Review by Karl Verhoven
Juliette is first seen taking the train from Paris back to her far smaller home town. She’s staying with her father who’s emotionally distant, and from there Camille Jourdy gradually builds a suburbia encompassing both forgotten past and essential present. At the start it seems a soap opera following multiple characters, but they eventually connect in cleverly conceived ways, not least because Jourdy explores lives and concerns while delivering consistently naturalistic conversations. These are the disagreements and daily shorthand, with translator Aleshia Jensen deserving credit for their English realism, but Jourdy has a deeper agenda.

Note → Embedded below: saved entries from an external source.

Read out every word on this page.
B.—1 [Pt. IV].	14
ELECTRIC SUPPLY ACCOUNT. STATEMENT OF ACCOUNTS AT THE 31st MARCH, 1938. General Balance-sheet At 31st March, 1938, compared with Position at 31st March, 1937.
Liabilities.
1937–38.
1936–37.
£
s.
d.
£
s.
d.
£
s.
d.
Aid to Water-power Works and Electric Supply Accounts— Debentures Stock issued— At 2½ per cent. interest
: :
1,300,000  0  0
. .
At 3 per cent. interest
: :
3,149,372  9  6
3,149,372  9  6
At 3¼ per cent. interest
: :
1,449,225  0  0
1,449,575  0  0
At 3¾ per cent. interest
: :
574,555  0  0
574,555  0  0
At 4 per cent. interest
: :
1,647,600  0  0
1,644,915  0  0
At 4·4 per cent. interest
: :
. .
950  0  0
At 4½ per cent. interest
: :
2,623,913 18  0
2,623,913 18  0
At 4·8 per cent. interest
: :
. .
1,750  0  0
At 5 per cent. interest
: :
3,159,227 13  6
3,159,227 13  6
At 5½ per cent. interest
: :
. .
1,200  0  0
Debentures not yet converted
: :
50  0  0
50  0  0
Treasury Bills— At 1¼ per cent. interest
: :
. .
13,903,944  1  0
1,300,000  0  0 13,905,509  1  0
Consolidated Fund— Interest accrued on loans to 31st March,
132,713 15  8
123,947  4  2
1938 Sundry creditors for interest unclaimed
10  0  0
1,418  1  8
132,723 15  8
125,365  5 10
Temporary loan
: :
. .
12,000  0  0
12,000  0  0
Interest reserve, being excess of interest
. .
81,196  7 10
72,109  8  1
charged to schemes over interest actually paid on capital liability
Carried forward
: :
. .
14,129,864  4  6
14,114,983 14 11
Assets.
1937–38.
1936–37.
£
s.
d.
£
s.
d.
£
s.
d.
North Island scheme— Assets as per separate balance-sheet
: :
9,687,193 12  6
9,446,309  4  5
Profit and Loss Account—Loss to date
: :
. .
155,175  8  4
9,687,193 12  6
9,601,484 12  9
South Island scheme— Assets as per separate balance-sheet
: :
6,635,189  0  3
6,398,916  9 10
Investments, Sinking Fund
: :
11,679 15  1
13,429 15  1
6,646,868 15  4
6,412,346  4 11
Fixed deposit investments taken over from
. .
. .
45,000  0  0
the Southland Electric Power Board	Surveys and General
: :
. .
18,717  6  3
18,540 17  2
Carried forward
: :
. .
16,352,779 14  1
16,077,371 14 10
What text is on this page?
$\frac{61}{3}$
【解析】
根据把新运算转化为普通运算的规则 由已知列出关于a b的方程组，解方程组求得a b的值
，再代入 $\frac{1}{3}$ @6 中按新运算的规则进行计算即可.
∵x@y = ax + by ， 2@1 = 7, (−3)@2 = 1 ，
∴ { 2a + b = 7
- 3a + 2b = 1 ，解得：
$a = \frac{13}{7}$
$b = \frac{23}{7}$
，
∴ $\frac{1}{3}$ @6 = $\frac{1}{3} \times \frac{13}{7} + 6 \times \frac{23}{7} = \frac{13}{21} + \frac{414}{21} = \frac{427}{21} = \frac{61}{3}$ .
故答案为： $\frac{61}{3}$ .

Observation is Jourdy’s stock in trade. It’s apparent in every small, perfectly formed panel, whether it depicts an emotional response during conversation or the details common to every town, down to the design of bus shelters and garden fence variations. The observation extends to the story, be it the playful scenario of Juliette’s sister meeting her lover dressed as a rabbit – he runs a costume shop – or the pointed remarks with which family members stab at each other. While others can be full on in proclaiming their opinions, Juliette keeps much buried within, only occasionally offering her thoughts, usually when caught off guard. “Everything feels different”, she explains, “like there’s this curtain of fog between me and reality”. And is she a hypochondriac or possibly depressive?
Most of Juliette is produced in delicate linework for small panels, Jourdy’s people not far removed from those drawn by Posy Simmonds, but scenes can be punctuated by watercolour paintings. These are equally detailed, and resemble a slightly restrained Beryl Cook illustrating moments from the works of Alan Bennett.
Jourdy never names Juliette’s home town, bestowing a universal experience, and she ensures readers become so caught up in the family dynamics that the core story slips in stealthily and unobtrusively. Juliette’s interactions with family often become stressful, and she finds herself spending more time with the eccentric Georges, who rents part of what used to be her family home. His is a shambolic life with too much time spent at the pub, but he listens to Juliette and Jourdy subtly manipulates readers into investing the desire that something comes of their time spent together. She also has a bombshell to drop, one that explains much about the family being dysfunctional, yet smart writing ensures that’s not actually the crisis point, arrived at through a farcical situation arising from Juliette’s sister’s extra-marital activities.
Jourdy has published around a dozen graphic novels in France and based on the smart sensitivity of Juliette, it’s astonishing her work hasn’t been available in English before now, but perhaps hers has been a career building toward this. For all the charm, it’s also clear throughout that Jourdy’s not greatly sentimental. A couple of shocking moments derive from that, and it ensures suspense is ingrained until the final pages. Juliette is rich, dense, and melancholic with enormous attention paid to detail in all its forms. It’s a graphic novel to treasure and to re-read.